– Бедняжка Аргус, – начала Октавия, меняя тему, – ты растерял свои нарядные перья, и все отвернулись от тебя, кроме малютки Юноны, которая не забывает старых друзей. Вот, возьми и раздели угощение с нею.
Трехерн улыбнулся и быстро произнес:
– Если на то пошло, я и есть Аргус, а ты была мне милой малюткой Юноной с тех пор, как я лишился перьев. Будь прежней и увидишь, какой я верный друг.
– Хорошо.
Вернулась знакомая улыбка, а глаза вновь открыто встретили взгляд Трехерна.
– Спасибо! Мы все выяснили, и слава богу. Я не прошу возврата к тому, что было, и на него не надеюсь. Такое невозможно. Известно ведь: стоит появиться воздыхателю – друга задвигают на задний план. Я согласен быть вторым там, где столь долго был первым. Не считай, Тави, что обижаешь меня невниманием, будь счастлива со своим возлюбленным, милая. А если когда-нибудь не придумаешь более приятного занятия, вспомни о старичке Морисе и приди к нему.

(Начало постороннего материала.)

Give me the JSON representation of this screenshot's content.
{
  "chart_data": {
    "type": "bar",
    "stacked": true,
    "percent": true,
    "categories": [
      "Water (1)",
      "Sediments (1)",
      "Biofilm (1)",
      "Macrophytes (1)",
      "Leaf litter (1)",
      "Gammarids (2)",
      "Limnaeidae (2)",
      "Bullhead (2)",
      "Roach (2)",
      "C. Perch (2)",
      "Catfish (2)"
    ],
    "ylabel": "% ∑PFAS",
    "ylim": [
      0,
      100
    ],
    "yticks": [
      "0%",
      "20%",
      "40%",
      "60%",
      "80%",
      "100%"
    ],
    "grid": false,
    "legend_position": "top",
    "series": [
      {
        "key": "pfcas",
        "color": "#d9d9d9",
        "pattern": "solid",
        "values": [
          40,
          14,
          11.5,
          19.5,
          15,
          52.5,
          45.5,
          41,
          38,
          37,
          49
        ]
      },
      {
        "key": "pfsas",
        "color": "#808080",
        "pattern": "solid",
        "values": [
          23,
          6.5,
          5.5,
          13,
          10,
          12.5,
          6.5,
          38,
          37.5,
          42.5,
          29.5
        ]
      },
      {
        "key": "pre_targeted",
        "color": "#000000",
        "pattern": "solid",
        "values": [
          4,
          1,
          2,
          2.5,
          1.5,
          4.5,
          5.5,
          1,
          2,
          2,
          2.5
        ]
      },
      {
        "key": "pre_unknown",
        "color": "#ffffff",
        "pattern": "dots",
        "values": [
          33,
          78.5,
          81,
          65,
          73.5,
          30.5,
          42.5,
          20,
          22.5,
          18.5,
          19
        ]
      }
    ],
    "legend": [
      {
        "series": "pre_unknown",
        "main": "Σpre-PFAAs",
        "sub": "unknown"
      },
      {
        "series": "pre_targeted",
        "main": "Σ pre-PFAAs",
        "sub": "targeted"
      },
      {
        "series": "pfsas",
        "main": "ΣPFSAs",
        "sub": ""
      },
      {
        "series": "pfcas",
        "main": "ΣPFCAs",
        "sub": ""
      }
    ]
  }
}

Октавия отвернулась, чтобы кузен не увидел, как сердитый румянец залил ее щечки и как блестят в глазах слезинки. Наконец она заговорила:
– Лучше бы Джаспер и мама оставили меня в покое. Терпеть не могу воздыхателей и не нуждаюсь в таковых. Если Фрэнк продолжит надоедать мне, честное слово, я уйду в монастырь!
Морис рассмеялся, повернул к себе ее личико и произнес убедительно:
– Нет, ты сначала его помучай – и матушке угодишь, и позабавишься. Дополнительного вреда Фрэнку не будет, он и так уже влюблен; а твое сердце свободно – вот и проверь, что можешь сотворить с этим молодым человеком. А у меня новый предмет изучения, я по тебе сильно не затоскую.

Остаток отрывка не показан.